Being familiar with the Underworld M.O., I had expected longish expanses of techno dub sound punctuated by the joker in the deck; Iggy Pop. “Bells + Circles” dished out exactly that, but what I could not have expected was how amusing and even cogent Iggy was in that context. The cut began with a widescreen slab of a drumloop unfolding like a flower emerging from the soil and into the sunlight as the EQ carried the sound from muddy to vibrant. Iggy soon made his presence felt as he hijacked the track to take him far from its predetermined destination.
Listening to him free associate from tales of air travel’s golden age in the 70s to the finer points of picking up stewardesses, he seized upon the freedom to smoke on an airplane in that bygone era to underscore how restrictive everything feels to him these days. When he concludes the tracks by proclaiming that “it’s over for the liberal democracies” and even “there will be no revolution… and that’s why it won’t be televised,” he’d just turned the neat trick of making the personal political.

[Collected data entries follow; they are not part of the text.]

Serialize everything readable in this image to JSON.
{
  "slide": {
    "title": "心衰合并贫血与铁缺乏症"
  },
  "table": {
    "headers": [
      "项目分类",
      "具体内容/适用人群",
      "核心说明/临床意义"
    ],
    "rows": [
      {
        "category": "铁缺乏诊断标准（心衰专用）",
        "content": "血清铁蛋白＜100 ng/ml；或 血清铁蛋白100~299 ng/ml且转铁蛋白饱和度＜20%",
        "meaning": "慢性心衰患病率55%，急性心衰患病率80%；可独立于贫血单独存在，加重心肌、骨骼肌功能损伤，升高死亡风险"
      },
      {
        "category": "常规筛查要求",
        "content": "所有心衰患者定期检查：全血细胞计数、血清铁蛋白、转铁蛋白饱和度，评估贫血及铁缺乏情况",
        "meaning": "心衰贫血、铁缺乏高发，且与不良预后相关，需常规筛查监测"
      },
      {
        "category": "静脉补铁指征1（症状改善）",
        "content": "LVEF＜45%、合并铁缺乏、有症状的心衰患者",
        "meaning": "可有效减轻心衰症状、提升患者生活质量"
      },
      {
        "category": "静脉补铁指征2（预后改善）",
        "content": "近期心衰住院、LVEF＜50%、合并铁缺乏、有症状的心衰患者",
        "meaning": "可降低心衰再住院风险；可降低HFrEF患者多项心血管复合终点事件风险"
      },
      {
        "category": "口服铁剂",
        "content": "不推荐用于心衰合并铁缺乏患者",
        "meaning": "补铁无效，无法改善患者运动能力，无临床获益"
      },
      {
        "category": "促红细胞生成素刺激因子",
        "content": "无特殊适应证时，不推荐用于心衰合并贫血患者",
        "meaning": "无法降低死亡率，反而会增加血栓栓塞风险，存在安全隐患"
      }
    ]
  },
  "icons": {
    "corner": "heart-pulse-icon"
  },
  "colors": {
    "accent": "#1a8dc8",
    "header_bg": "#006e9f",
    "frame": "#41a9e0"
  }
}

“Trapped” stuttered repetitively like a vintage Suicide track with a spy theme urgency as Iggy gave a glimpse inside as he decried the restrictions of domesticity via the idea of a mortgage posited as an anathema to his freewheeling ways. Tellingly, he actually says “there goes the little boy inside.” I would imagine that the little boy is still pulling all of the levers inside Iggy.
The tempos lapsed for the ambient and sunny vibe of “I’ll See Big” as Iggy ruminated shaggily on the nature of the friendships in his life over a calm and meditative music bed. He recounted the gist of his relationship with The Stooges and obliquely referred to the demanding nature of his friendship with David Bowie. And finally, “Get Your Shirt” was an actual case of Iggy singing here instead of providing the voice overs for Smith and Hyde to cut rhythmically into the tracks. The glamrok stomp found pop examining his shirt, or lack thereof, as the most direct sort of metaphor imaginable. Iggy was joined here by Esme Brownyn-Smith; Rick’s daughter who has her sights on being a soprano once she finishes her post-Baccalaureate vocal studies. Her mellifluous trilling provided delightful contrast with the lived in leather that Pop provided vocally. Her singing was a delight throughout the EP, actually.
The EP came to fruition when Underworld and Pop were in England working on the soundtrack to T2 Trainspotting. Iggy offered to meet up at his hotel and Smith booked his own room at The Savoy and built a studio there as he was determined to mix it up with Pop musically. Can you blame him? Thought put on the spot, Pop has instinctually been making records for nearly 50 years, so of course he went with it. The resulting EP was a perfectly named collaboration that hit a sweet spot at 27:30 in length. Enough to quench a thirst you didn’t know you had and yet sufficient to keep you coming back for more.